Après avoir fait une brève recherche sur internet, j'ai trouvé des extraits d'un Lebossé-Hémery de troisième 1960 où il est proposé la définition suivante :
Et dans les pages suivantes, le manuel mentionne "la fonction y=f(x)" où, si j'ai bien compris, f(x) désigne une formule et non pas la fonction elle-même ; la lettre qui désigne la fonction ne serait pas f mais plutôt y (d'ailleurs je me demande comment il fallait rédiger les études simultanées de deux fonctions y=f(x) et y=g(x) ; j'imagine qu'il fallait plutôt écrire y=f(x) et z=g(x) sinon cela pouvait prêter à confusion).

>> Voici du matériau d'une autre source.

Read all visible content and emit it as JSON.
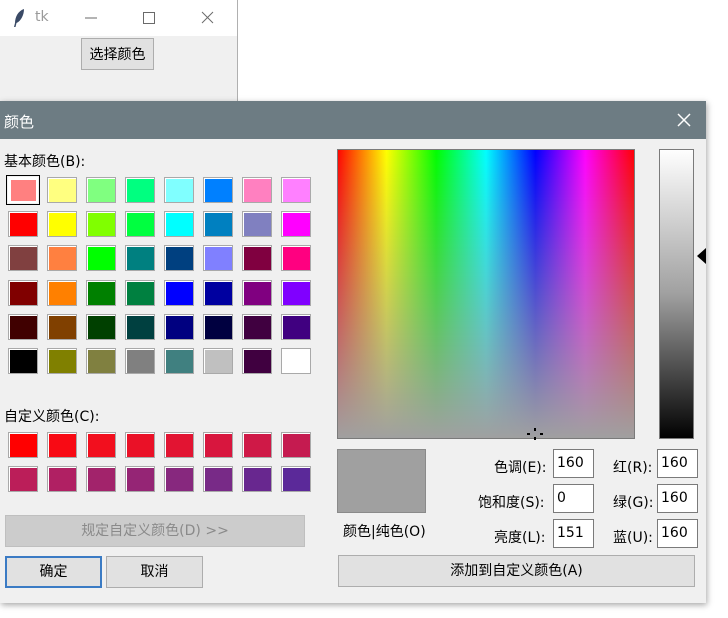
{
  "root_window": {
    "title": "tk",
    "button_label": "选择颜色"
  },
  "dialog": {
    "title": "颜色",
    "basic_colors_label": "基本颜色(B):",
    "basic_colors": [
      [
        "#ff8080",
        "#ffff80",
        "#80ff80",
        "#00ff80",
        "#80ffff",
        "#0080ff",
        "#ff80c0",
        "#ff80ff"
      ],
      [
        "#ff0000",
        "#ffff00",
        "#80ff00",
        "#00ff40",
        "#00ffff",
        "#0080c0",
        "#8080c0",
        "#ff00ff"
      ],
      [
        "#804040",
        "#ff8040",
        "#00ff00",
        "#008080",
        "#004080",
        "#8080ff",
        "#800040",
        "#ff0080"
      ],
      [
        "#800000",
        "#ff8000",
        "#008000",
        "#008040",
        "#0000ff",
        "#0000a0",
        "#800080",
        "#8000ff"
      ],
      [
        "#400000",
        "#804000",
        "#004000",
        "#004040",
        "#000080",
        "#000040",
        "#400040",
        "#400080"
      ],
      [
        "#000000",
        "#808000",
        "#808040",
        "#808080",
        "#408080",
        "#c0c0c0",
        "#400040",
        "#ffffff"
      ]
    ],
    "selected_basic": [
      0,
      0
    ],
    "custom_colors_label": "自定义颜色(C):",
    "custom_colors": [
      [
        "#ff0000",
        "#f80a14",
        "#f20f1e",
        "#ea1127",
        "#e21432",
        "#d8163e",
        "#cf1947",
        "#c51b50"
      ],
      [
        "#bb1e59",
        "#b02063",
        "#a2236b",
        "#952575",
        "#87287e",
        "#782a87",
        "#68278f",
        "#5b2999"
      ]
    ],
    "define_custom_label": "规定自定义颜色(D) >>",
    "ok_label": "确定",
    "cancel_label": "取消",
    "color_solid_label": "颜色|纯色(O)",
    "preview_color": "#a0a0a0",
    "hue_label": "色调(E):",
    "hue_value": "160",
    "sat_label": "饱和度(S):",
    "sat_value": "0",
    "lum_label": "亮度(L):",
    "lum_value": "151",
    "red_label": "红(R):",
    "red_value": "160",
    "green_label": "绿(G):",
    "green_value": "160",
    "blue_label": "蓝(U):",
    "blue_value": "160",
    "add_custom_label": "添加到自定义颜色(A)"
  }
}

Bon, si on ergote un peu, cela ne définit pas vraiment ce qu'est une une fonction en tant qu'objet mathématique mais plutôt ce que signifie "être fonction de" entre deux grandeurs numériques, cela dit je ne suis pas loin de croire que cette définition serait effectivement plus accessible pour les élèves que celle qui est donnée actuellement (ou plutôt qui n'est plus donnée, du moins pas avant le supérieur ; mais qu'Anaxagore a rencontrée en classe de première) et serait amplement suffisante et sans doute plus intuitive pour la très grande majorité des applications à la physique où à l'économie.

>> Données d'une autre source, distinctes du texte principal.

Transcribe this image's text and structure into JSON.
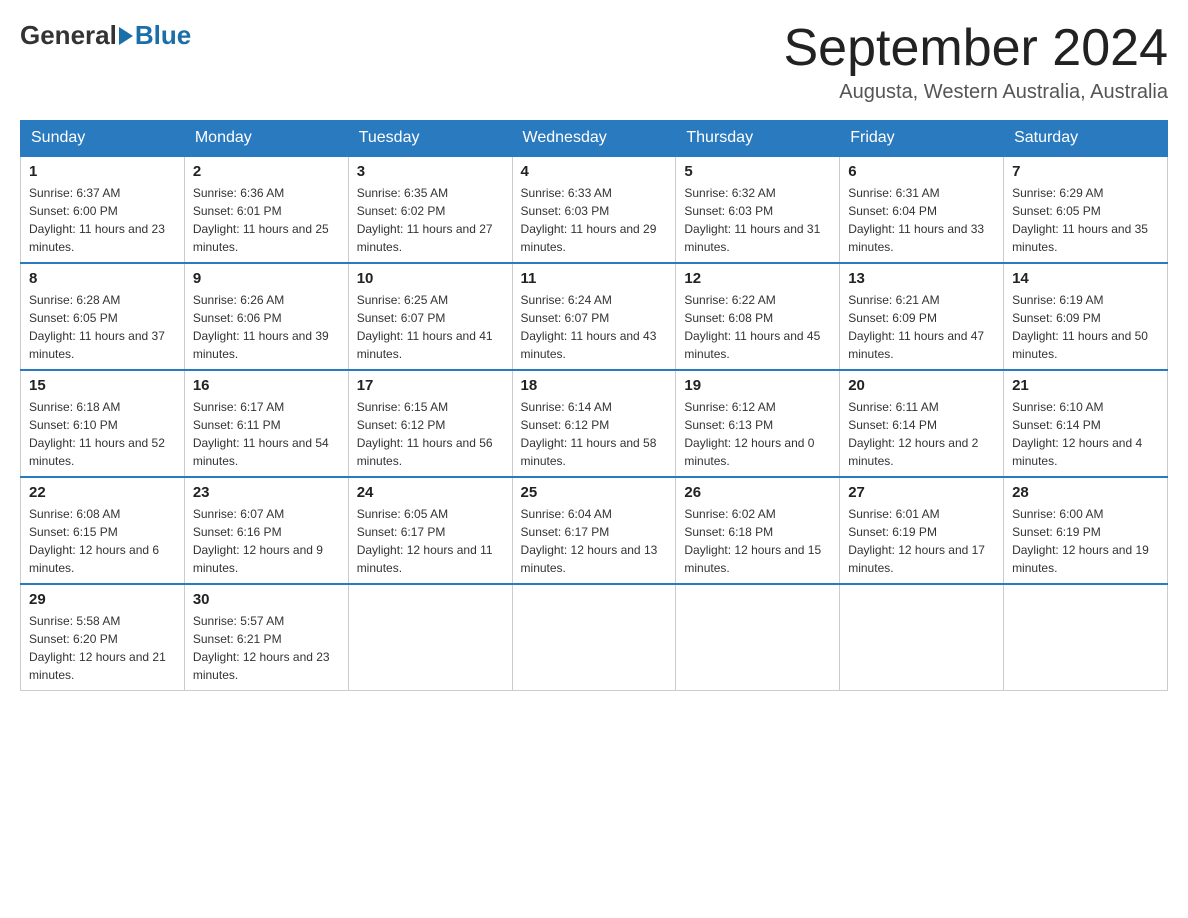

Mais, en toute rigueur, cette présentation et ces conventions de notation me semblent malheureusement difficilement conciliables avec la définition actuelle d'une fonction découlant du formalisme post-Bourbaki qui prévaut désormais dans le supérieur. Il s'est opéré un léger glissement : dans les manuels scolaires datant d'avant Bourbaki, une fonction semble plutôt être la grandeur obtenue à partir de la variable, tandis qu'après Bourbaki, une fonction est devenue la relation entre la variable et la grandeur obtenue ; la nuance est mince mais cependant significative en terme de notations et d'usages courants, ce qui fait que définir les fonctions comme le faisait le Lebossé-Hémery de 1960 ne serait pas loin de conduire à de nombreuses erreurs selon la norme mathématique d'aujourd'hui (en particulier dériver un nombre et non pas une fonction).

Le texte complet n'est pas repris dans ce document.